Een ware Elsschot, dat kan je met dit verhaal verwachten. Alweer staat elk woord op zijn plaats en nergens een woord te veel. Helaas word ik - en wellicht velen met mij - na de lezingen van Lijmen/Het Been en Kaas ietwat ongevoelig voor de grote kunst die deze auteur door zijn eenvoud en zuivere taal telkens weer brengt.
Hoewel ik gevoelsmatig de meer bekende werken, hierboven genoemd, net ietsje hoger inschat, vraag ik me af of dat gevoel wel gegrond is. De Verlossing toont ons met Pol en pastoor Kips protagonisten, die je naar jouw goedkeur evenzeer als antagonisten kan lezen, of omgekeerd. Het fijne psychologische spel dat Elsschot eerder bij Laarmans en Boorman hanteerde, is dus ook hier aanwezig.

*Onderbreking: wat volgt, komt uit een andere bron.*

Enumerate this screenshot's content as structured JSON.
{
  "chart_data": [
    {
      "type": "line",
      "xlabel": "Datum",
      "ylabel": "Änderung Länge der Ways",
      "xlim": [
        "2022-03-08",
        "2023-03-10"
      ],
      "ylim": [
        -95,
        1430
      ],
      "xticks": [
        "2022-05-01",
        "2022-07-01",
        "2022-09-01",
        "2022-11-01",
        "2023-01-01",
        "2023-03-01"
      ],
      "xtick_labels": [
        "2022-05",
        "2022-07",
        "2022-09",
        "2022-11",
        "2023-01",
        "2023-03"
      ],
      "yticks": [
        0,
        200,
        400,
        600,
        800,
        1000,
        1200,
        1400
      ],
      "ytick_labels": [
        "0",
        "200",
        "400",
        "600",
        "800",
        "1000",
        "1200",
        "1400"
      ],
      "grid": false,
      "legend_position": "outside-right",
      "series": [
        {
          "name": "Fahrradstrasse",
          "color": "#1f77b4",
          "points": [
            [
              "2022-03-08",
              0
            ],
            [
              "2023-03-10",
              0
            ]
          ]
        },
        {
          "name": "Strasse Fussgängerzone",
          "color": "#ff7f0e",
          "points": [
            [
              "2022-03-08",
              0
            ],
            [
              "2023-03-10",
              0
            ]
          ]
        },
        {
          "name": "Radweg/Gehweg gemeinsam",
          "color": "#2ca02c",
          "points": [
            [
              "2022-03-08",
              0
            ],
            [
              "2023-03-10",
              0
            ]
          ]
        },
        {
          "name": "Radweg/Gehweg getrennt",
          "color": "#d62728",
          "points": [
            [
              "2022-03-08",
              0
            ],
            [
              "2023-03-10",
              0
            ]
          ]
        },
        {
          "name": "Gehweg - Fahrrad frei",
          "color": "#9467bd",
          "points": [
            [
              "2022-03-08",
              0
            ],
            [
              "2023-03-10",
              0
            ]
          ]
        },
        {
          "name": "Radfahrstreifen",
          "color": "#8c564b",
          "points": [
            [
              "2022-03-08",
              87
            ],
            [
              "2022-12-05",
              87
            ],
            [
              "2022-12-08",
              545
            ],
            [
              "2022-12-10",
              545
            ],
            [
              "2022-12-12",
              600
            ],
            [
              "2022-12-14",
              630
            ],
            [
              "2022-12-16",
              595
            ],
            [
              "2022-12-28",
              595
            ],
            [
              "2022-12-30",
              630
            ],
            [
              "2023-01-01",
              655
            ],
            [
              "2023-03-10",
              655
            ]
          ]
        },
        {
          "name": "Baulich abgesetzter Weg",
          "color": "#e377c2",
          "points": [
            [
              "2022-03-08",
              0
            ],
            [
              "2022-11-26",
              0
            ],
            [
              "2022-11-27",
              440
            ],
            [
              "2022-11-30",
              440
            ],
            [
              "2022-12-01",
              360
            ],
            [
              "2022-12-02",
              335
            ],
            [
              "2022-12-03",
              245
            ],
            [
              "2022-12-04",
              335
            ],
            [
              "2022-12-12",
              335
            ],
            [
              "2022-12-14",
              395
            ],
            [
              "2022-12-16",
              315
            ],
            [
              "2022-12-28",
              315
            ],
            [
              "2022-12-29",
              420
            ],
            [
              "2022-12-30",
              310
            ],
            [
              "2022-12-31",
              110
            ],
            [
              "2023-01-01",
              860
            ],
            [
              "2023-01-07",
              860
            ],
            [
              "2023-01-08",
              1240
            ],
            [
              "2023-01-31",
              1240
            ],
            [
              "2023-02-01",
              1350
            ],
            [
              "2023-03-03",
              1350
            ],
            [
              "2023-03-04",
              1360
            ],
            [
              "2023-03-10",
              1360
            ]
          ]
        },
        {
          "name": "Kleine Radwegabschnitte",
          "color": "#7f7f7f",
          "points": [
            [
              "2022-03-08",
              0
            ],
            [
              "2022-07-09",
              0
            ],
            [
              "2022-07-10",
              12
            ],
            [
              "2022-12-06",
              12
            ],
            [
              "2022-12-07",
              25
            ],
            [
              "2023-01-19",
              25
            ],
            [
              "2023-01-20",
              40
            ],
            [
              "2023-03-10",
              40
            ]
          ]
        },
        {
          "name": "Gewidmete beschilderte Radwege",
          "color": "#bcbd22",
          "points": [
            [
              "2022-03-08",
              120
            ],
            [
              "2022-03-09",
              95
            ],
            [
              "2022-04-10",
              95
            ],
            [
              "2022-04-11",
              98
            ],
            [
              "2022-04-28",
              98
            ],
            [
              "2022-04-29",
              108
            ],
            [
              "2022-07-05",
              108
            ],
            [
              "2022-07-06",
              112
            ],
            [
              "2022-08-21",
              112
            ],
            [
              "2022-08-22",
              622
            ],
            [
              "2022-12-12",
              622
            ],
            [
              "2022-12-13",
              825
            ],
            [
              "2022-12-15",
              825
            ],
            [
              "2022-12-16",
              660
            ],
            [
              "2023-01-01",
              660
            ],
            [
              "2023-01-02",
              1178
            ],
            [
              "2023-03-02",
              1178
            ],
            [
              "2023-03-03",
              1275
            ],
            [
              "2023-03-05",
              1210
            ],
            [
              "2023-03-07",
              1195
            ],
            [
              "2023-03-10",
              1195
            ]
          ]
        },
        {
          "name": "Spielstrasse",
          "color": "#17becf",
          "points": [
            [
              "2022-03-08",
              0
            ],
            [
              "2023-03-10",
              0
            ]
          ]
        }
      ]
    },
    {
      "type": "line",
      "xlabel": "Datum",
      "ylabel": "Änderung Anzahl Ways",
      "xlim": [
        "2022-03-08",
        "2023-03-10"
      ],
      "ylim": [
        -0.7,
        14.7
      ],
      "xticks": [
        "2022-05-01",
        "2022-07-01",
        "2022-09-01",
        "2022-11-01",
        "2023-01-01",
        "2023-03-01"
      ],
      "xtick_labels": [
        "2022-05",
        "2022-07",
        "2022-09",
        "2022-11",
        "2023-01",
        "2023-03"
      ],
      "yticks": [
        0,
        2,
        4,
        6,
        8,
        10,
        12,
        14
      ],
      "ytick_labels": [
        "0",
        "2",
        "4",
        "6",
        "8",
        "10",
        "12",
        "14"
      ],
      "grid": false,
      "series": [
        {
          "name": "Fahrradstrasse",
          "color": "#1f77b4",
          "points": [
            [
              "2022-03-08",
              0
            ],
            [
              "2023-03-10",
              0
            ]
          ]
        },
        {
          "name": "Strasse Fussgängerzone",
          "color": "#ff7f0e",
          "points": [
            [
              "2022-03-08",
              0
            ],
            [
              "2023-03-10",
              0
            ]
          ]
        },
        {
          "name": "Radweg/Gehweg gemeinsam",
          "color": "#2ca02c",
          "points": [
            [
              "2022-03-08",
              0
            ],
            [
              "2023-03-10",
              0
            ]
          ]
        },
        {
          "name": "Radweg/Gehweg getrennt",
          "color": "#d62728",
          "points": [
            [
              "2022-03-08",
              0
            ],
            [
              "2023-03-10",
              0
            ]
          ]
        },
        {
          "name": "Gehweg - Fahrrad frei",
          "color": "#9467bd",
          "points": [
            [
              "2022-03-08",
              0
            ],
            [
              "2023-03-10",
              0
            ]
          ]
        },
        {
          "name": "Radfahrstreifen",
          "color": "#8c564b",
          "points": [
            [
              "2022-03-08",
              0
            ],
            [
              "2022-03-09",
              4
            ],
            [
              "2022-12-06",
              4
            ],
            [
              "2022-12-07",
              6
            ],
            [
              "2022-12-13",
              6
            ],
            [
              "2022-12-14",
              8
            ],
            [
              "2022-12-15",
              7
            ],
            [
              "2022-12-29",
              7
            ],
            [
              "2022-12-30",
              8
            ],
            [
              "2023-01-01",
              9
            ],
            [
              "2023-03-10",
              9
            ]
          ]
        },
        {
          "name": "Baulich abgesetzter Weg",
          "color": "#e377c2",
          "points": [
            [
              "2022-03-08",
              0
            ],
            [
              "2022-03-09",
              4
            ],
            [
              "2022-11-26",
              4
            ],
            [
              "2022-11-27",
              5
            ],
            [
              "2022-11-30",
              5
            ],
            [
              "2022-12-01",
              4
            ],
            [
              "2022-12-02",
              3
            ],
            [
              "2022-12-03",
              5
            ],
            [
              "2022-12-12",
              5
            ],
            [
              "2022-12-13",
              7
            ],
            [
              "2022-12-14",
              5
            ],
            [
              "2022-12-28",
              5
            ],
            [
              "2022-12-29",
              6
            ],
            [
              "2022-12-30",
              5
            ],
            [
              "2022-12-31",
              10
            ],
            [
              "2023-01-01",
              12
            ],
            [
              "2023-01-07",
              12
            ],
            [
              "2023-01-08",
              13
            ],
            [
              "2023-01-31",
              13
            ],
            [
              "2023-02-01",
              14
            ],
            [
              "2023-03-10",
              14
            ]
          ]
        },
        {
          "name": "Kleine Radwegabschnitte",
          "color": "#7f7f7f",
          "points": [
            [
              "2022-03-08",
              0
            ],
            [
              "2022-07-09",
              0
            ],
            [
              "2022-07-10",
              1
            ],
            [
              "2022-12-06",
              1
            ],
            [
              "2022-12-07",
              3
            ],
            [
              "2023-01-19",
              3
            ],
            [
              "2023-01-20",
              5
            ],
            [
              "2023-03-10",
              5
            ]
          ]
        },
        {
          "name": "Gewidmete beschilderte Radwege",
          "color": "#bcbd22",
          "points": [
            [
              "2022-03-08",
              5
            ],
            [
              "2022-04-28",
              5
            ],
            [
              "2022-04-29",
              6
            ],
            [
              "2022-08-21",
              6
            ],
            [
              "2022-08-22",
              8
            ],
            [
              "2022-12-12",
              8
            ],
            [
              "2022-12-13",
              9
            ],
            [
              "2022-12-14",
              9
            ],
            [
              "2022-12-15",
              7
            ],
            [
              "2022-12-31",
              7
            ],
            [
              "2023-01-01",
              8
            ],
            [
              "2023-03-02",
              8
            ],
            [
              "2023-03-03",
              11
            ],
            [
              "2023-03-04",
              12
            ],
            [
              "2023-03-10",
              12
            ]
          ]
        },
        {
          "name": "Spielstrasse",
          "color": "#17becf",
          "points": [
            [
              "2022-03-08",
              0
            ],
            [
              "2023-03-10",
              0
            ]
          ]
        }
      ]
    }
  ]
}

Misschien voelt het werk als minder fijn aan omdat het nu eenmaal donkerder is en humor logischerwijze zelden aan de oppervlakte komt? Nochtans kan je je over een éénogige pastoor die aan de lopende band konijnen stroopt best wel verkneukelen, maar het is minder voor de hand liggend dan de Boorman monologen.
Sowieso moeten we Elsschot een pluim geven dat hij in zijn tijdsgeest het klerikale leven durfde uitdagen. Hoewel hij zelf een steedse vrijdenker was, behoudt hij mijns inziens voldoende respect voor de plattelands geestelijken. De commercie die hij Moeder Overste bijvoorbeeld meegeeft is niet plat verkopend maar ietwat verfijnd en toont ook haar noodzaak in het geheel: de kamer is leeg en moet gevuld.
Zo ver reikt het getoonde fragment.